Page 330 - E-KLIPING KETENAGAKERJAAN 29 OKTOBER 2021
P. 330
Melalui keterangan tertulisnya, GEBRAK menyatakan bahwa Pesiden Jokowi membuat jurang
kesengsaraan pada kelas buruh semakin dalam daripada sebelumnya melalui kebijakan Omnibul
Law Cipta Kerja. Kebijakan itu dinilai melegalkan pengusaha untuk merampas hak buruh.
Melalui Omnibus Law, ujar GEBRAK, mekanisme perjanjian kerja menjadi lebih fleksibel dengan
memperbolehkan PKWT diperpanjang hingga 5 tahun.

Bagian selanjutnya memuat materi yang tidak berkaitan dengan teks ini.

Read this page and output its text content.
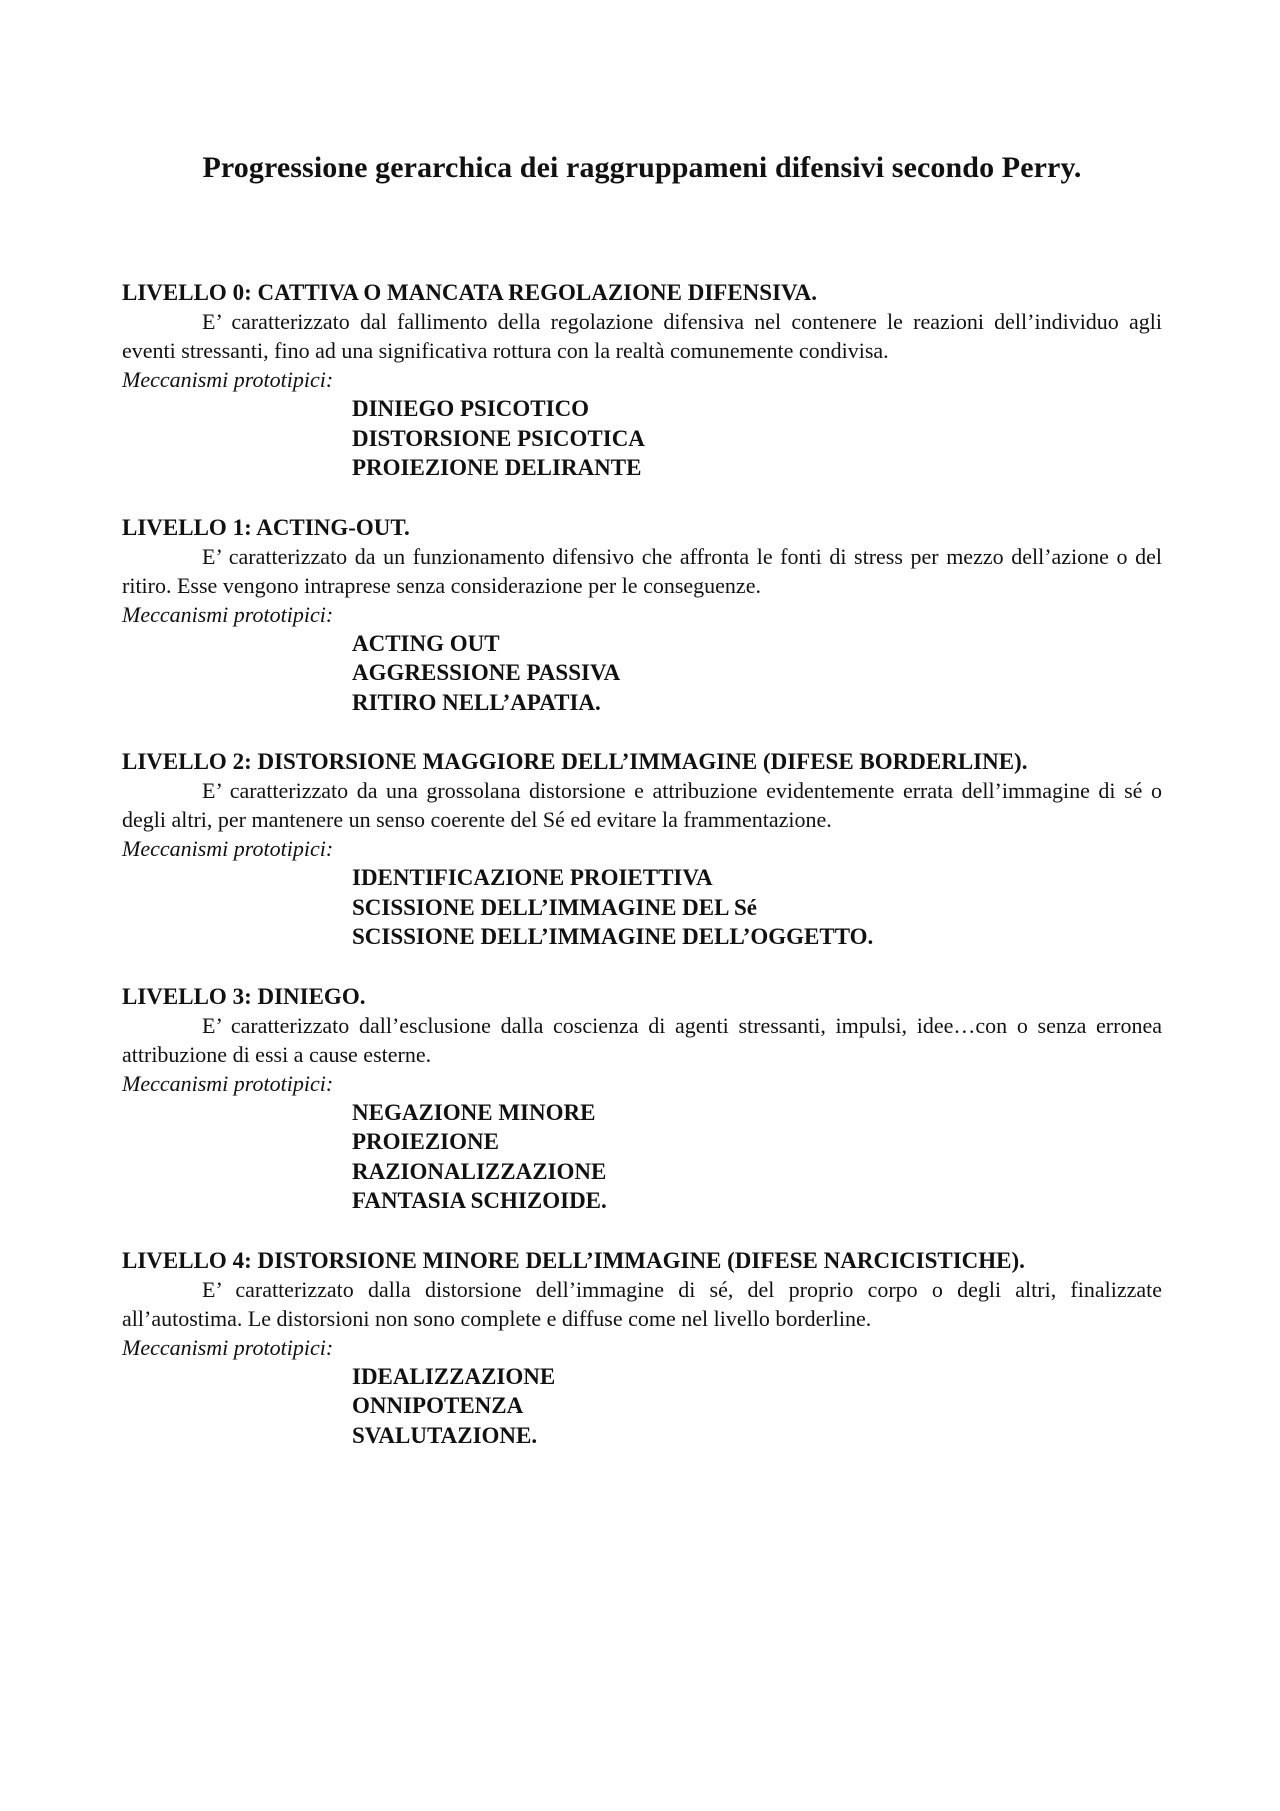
Progressione gerarchica dei raggruppameni difensivi secondo Perry.

LIVELLO 0: CATTIVA O MANCATA REGOLAZIONE DIFENSIVA.

E’ caratterizzato dal fallimento della regolazione difensiva nel contenere le reazioni dell’individuo agli eventi stressanti, fino ad una significativa rottura con la realtà comunemente condivisa.

Meccanismi prototipici:

DINIEGO PSICOTICO
DISTORSIONE PSICOTICA
PROIEZIONE DELIRANTE

LIVELLO 1: ACTING-OUT.

E’ caratterizzato da un funzionamento difensivo che affronta le fonti di stress per mezzo dell’azione o del ritiro. Esse vengono intraprese senza considerazione per le conseguenze.

Meccanismi prototipici:

ACTING OUT
AGGRESSIONE PASSIVA
RITIRO NELL’APATIA.

LIVELLO 2: DISTORSIONE MAGGIORE DELL’IMMAGINE (DIFESE BORDERLINE).

E’ caratterizzato da una grossolana distorsione e attribuzione evidentemente errata dell’immagine di sé o degli altri, per mantenere un senso coerente del Sé ed evitare la frammentazione.

Meccanismi prototipici:

IDENTIFICAZIONE PROIETTIVA
SCISSIONE DELL’IMMAGINE DEL Sé
SCISSIONE DELL’IMMAGINE DELL’OGGETTO.

LIVELLO 3: DINIEGO.

E’ caratterizzato dall’esclusione dalla coscienza di agenti stressanti, impulsi, idee…con o senza erronea attribuzione di essi a cause esterne.

Meccanismi prototipici:

NEGAZIONE MINORE
PROIEZIONE
RAZIONALIZZAZIONE
FANTASIA SCHIZOIDE.

LIVELLO 4: DISTORSIONE MINORE DELL’IMMAGINE (DIFESE NARCICISTICHE).

E’ caratterizzato dalla distorsione dell’immagine di sé, del proprio corpo o degli altri, finalizzate all’autostima. Le distorsioni non sono complete e diffuse come nel livello borderline.

Meccanismi prototipici:

IDEALIZZAZIONE
ONNIPOTENZA
SVALUTAZIONE.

Selain itu, juga melegitimasi pengurangan
hak pesangon bagi buruh dari 32 bulan menjadi 25 bulan gaji serta tidak berbatasnya jenis
pekerjaan outshorcing dan pengurangan hak cuti.

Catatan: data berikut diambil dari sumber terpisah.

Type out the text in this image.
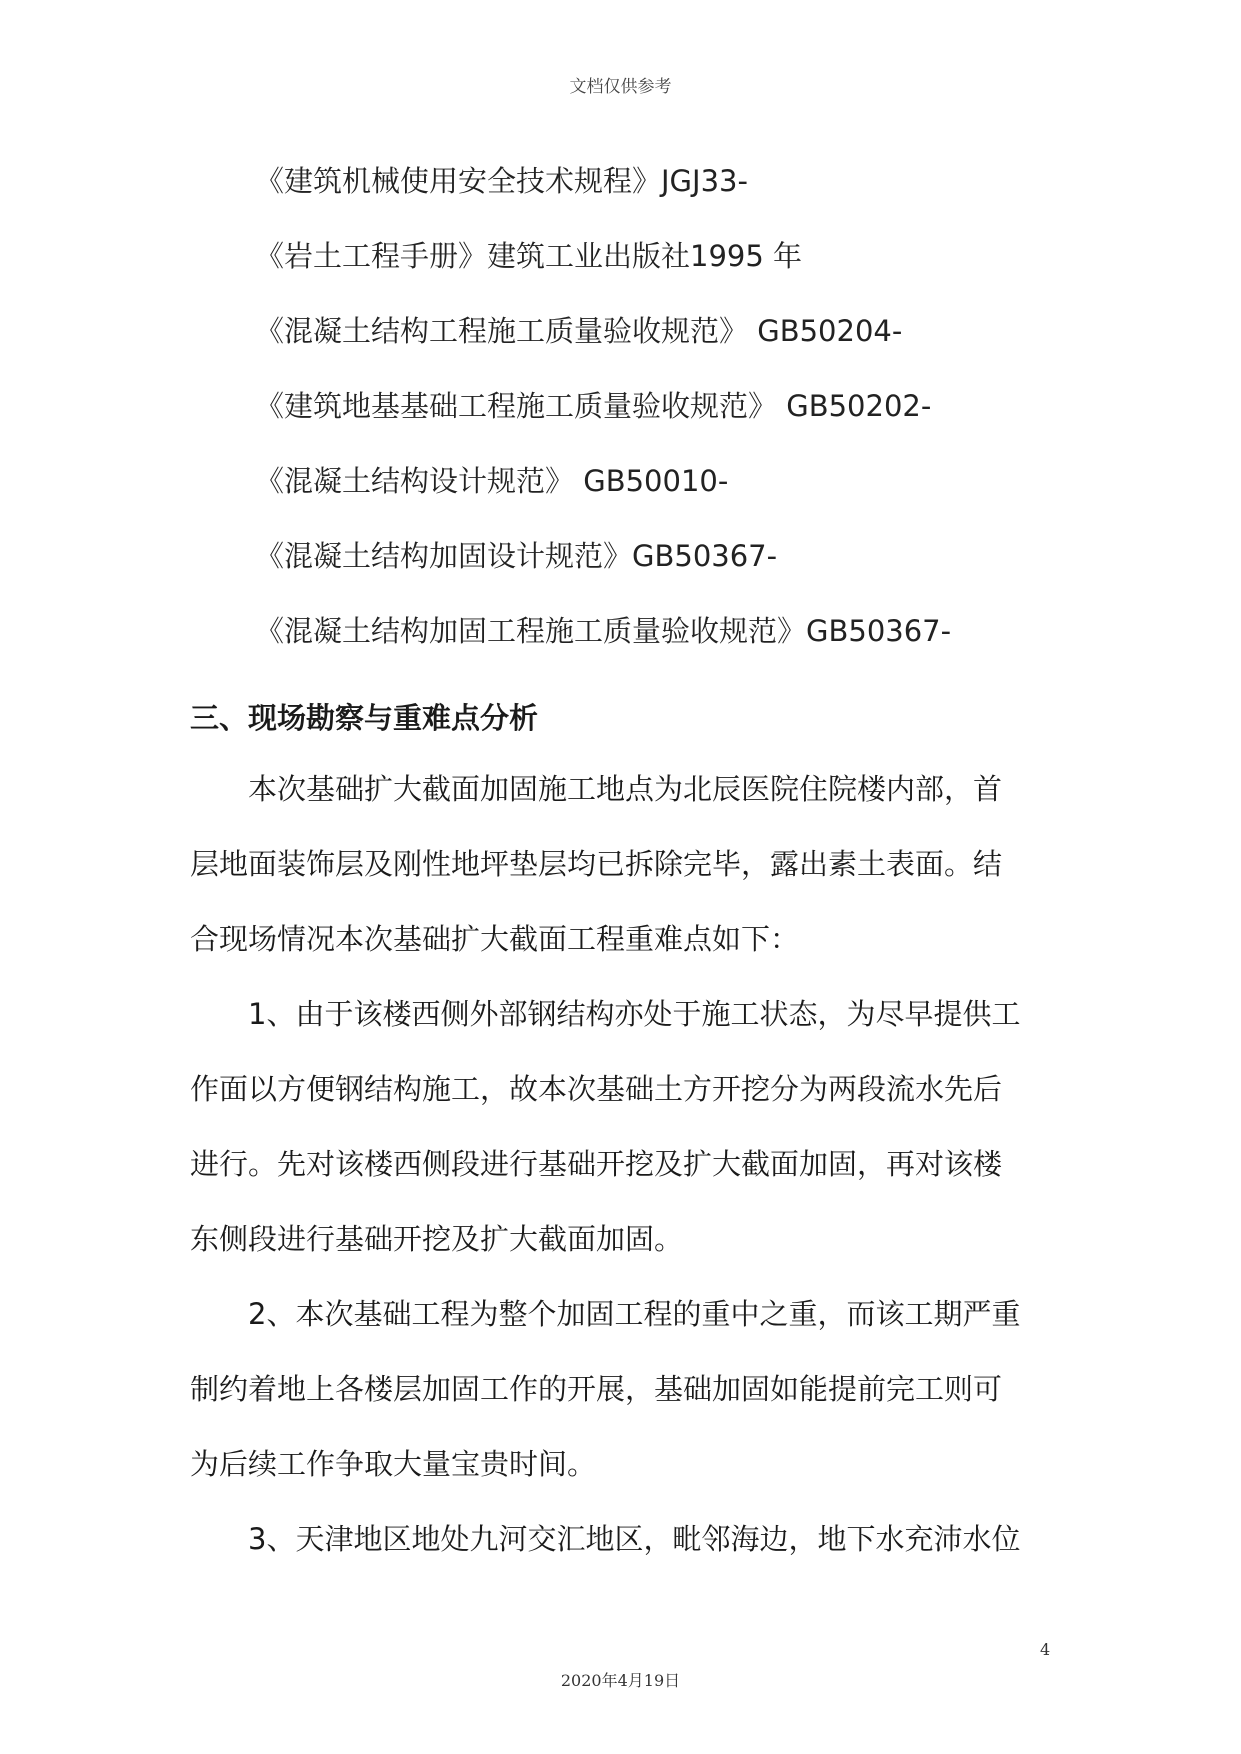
文档仅供参考
《建筑机械使用安全技术规程》JGJ33-
《岩土工程手册》建筑工业出版社1995 年
《混凝土结构工程施工质量验收规范》 GB50204-
《建筑地基基础工程施工质量验收规范》 GB50202-
《混凝土结构设计规范》 GB50010-
《混凝土结构加固设计规范》GB50367-
《混凝土结构加固工程施工质量验收规范》GB50367-
三、现场勘察与重难点分析

本次基础扩大截面加固施工地点为北辰医院住院楼内部，首
层地面装饰层及刚性地坪垫层均已拆除完毕，露出素土表面。结
合现场情况本次基础扩大截面工程重难点如下：

1、由于该楼西侧外部钢结构亦处于施工状态，为尽早提供工
作面以方便钢结构施工，故本次基础土方开挖分为两段流水先后
进行。先对该楼西侧段进行基础开挖及扩大截面加固，再对该楼
东侧段进行基础开挖及扩大截面加固。

2、本次基础工程为整个加固工程的重中之重，而该工期严重
制约着地上各楼层加固工作的开展，基础加固如能提前完工则可
为后续工作争取大量宝贵时间。

3、天津地区地处九河交汇地区，毗邻海边，地下水充沛水位

4
2020年4月19日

Berikut adalah 13 tuntutan massa aksi.
1. Cabut Omnibus Law dan seluruh PP turunanya; PP Nomor 34, Nomor 35, Nomor 36, dan
Nomor 37
2. Tolak Penghapusan Upah Sektoral, berlakukan Kembali Upah Sektoral kaum Buruh seperti
semula dan Berlakukan kenaikan UMK 2022 sebesar 15 persen
3. Stop PHK sepihak, Stop Union Busting! Berikan Jaminan Kepastian Kerja dan Kebebasan
berserikat
4. Stop kriminalisasi dan penangkapan aktivis, bebaskan seluruh aktivis Gerakan rakyat yang
ditangkap dan dikriminalisasi
5. Berikan persamaan hak dan perlindungan bagi Pekerja RumahTangga (PRT) dan seluruh
buruh Migrant; Sahkan RUUPPRT
6. Jamin dan Lindungi kaum buruh disektor industri: Pariwisata,Perhotelan,Perkebunan,
Pertambangan, Perikanan, Kelautan, Kontruksi, Transportasi, Driver Online dan Ojol
7. Usut tuntas kasus Korupsi BPJS TK dan Korupsi Bansos Pandemi Covid-19
8. Tolak Pemberangusan Pegawai KPK, Pekerjakan Kembali 58 orang Pegawai KPK seperti
semula tanpa syarat
9. Mendesak pemerintah menghentikan rencana liberalisas iagraria dan pembentukan Badan
Bank Tanah, serta segera mengembalikan semangat reforma agrarian berdasarkan cita-
citaUUD1945, TAP MPRXI/2001 tentang Pembaruan Agraria dan Pengelolaan SumberDaya Alam
dan Undang-Undang Pokok Agraria 1960
10. Laksanakan reforma agraria sejati sebagai jalan penyelesaian konflik agraria dan pemenuhan
hak rakyat atas tanah
11. Hentikan kekerasan seksual di semua ruang sosial. Dan segera sahkan RUU penghapusan
kekerasan seksual demi terciptanya ruang aman bagi seluruh perempuan
12. Gratiskan biaya Pendidikan semasa pandemi
13. Stop liberalisasi dan komersialisasi Pendidikan Wujudkan Pendidikan Gratis,Ilmiah, dan
Demokratis, bervisi kerakyatan.
Demikian 13 tuntutan dalam aksi unjuk rasa di depan Istana Negara, Jakarta Pusat siang nanti.